Saya tidak menyangka bisa sampai di negeri india. India itu di dalam angan-angan saya adalah negeri yang eksotis, negeri para raja, penuh warna dan detail, rasanya semuanya begitu khas. Toh, meski kenyataannya tidak seperti itu saya tetap mengikuti naluri impulsif saya untuk membeli tiket ke india. Buat saya, india tidak membuat saya merasa makhluk yang datang dari planet lain. Alamnya mirip, tapi iklimnya terasa lebih panas. Panas sekali. Sampai-sampai berteduh di bawah bayangan matahari pun masih terasa panas. Air juga tidak cukup menghilangkan haus. Rahasianya cuma ada dua: soda dan limun. Paling pas diminum dingin dan ketika matahari sedang panas-panasnya. Mungkin itu alasan kenapa tiket saya bisa murah. April adalah awal summer, dan summer sepertinya bukan musim favorit untuk berkunjung kesana.

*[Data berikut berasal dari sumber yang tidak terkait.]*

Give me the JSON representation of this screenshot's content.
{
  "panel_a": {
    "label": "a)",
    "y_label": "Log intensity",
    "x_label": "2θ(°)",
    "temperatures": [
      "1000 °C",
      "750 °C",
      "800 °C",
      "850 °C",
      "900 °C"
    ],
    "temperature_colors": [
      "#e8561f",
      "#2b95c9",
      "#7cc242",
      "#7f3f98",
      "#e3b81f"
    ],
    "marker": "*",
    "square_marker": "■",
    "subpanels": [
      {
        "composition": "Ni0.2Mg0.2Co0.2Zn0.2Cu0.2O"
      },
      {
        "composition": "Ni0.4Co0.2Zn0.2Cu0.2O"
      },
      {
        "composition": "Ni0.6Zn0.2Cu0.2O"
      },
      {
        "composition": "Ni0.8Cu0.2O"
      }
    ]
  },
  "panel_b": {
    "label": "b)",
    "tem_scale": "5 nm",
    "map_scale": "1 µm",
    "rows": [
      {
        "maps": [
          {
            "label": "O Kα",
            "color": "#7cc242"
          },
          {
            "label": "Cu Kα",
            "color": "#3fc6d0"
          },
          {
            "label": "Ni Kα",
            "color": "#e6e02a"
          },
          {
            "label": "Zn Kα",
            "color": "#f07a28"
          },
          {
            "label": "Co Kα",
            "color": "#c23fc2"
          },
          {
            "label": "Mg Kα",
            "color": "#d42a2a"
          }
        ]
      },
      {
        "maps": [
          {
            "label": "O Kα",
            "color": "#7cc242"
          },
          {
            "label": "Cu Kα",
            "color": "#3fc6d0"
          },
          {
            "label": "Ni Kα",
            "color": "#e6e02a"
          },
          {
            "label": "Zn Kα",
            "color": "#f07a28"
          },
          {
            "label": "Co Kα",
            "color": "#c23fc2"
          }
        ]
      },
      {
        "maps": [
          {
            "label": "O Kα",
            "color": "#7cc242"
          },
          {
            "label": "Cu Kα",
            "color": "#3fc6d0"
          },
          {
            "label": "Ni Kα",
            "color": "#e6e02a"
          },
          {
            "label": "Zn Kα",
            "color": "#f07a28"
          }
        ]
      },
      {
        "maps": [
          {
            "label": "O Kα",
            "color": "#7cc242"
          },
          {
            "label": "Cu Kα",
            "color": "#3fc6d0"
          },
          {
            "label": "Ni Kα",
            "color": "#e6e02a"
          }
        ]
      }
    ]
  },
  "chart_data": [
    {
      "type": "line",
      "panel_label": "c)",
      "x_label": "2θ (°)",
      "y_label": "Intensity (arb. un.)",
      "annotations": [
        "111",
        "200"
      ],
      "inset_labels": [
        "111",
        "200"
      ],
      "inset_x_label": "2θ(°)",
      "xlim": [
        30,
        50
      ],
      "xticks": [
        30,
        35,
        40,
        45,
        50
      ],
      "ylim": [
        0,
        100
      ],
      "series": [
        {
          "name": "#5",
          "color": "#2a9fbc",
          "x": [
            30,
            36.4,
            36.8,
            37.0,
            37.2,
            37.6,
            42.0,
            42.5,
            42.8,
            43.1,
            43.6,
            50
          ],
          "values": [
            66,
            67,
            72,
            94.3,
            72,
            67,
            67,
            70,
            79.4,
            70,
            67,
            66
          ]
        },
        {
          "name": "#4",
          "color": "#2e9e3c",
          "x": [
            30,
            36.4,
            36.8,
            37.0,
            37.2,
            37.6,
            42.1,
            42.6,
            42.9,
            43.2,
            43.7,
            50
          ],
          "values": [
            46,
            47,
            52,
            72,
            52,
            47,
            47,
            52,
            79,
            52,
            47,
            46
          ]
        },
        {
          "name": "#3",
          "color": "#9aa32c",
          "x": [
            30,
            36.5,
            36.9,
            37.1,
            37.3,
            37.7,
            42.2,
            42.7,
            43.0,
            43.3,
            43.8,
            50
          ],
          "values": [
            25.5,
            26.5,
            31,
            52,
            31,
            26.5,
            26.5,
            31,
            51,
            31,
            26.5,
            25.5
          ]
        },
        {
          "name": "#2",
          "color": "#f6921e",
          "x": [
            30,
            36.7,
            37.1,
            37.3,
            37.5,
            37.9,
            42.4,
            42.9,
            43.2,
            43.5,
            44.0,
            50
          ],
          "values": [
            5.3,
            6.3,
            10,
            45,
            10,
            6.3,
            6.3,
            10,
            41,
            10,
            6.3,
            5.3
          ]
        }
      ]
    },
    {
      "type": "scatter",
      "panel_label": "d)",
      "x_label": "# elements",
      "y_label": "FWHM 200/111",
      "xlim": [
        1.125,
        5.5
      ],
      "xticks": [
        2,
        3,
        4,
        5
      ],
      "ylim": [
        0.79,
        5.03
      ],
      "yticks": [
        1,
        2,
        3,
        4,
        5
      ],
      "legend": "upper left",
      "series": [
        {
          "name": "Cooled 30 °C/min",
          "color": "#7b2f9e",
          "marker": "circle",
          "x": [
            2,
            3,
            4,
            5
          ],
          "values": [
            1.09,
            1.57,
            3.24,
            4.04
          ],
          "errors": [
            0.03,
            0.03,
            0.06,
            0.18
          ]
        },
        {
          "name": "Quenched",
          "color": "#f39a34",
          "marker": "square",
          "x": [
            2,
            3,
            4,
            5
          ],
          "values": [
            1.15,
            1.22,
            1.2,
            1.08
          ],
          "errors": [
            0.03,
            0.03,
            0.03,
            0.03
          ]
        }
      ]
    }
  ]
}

New delhi, Agra, Chandigarh, Varanasi, Jaipur. Itinerary dua minggu untuk 5 kota ini. India ini kumuh, jorok, bau, menyengat, ramai, penuh, sebutkan saja semuanya. Sampai sekarang, saya masih belum kata-kata yang pas untuk menggambarkan seperti apa itu india. Satu kata yang pasti: vibrant. Kosa kata bahasa inggris ini menggambarkan semua kota yang saya datangi kecuali Chandigarh. Cari saja sudut kota yang sepi. Setiap sudut kota tidak akan menjadi pojokan sisa. Minimal, pojokan itu bisa menjadi toilet gratis. Jangan heran, kalau mencium bau di persimpangan jalan atau dibalik pohon. Buat saya, vibrant juga menggambarkan cita rasa negeri ini. Cicipi saja masakan india yang dimasak oleh orang india di india. Sepertinya semua bumbu jadi satu dan tanpa segan membakar sampai kerongkongan. Di Jaipur, saya sempat ingin menangis ketika menghabiskan setengah porsi nasi biryani. Yap. Hanya setengah porsi saja, karena porsi mereka besar sekali. Kira-kira dua tiga kali porsi makan kita.
India tidak akan menjadi tempat favorit untuk mereka yang tidak menyukai keramaian. India bukanlah ramai. Semrawut, penuh, sesak, dan berisik. Secara statistik, jumlah penduduk india memang sangat besar. Dengan luasan seantero india yang bisa ditinggali, cukup untuk membuat penduduknya tinggal berdesak-desakan. Ketika berada disana, semua ini adalah whole mess, chaotic. Yes, i was part of chaos. No, maybe i’m one of the chaos. Everybody is the chaos itself. Saya teringat ayah saya, dia bukan penyuka keramaian. Mungkin dia akan alergi dengan suasana seperti ini. Tapi, kali ini saya mencoba menikmati ambil bagian dalam kekacauan ini.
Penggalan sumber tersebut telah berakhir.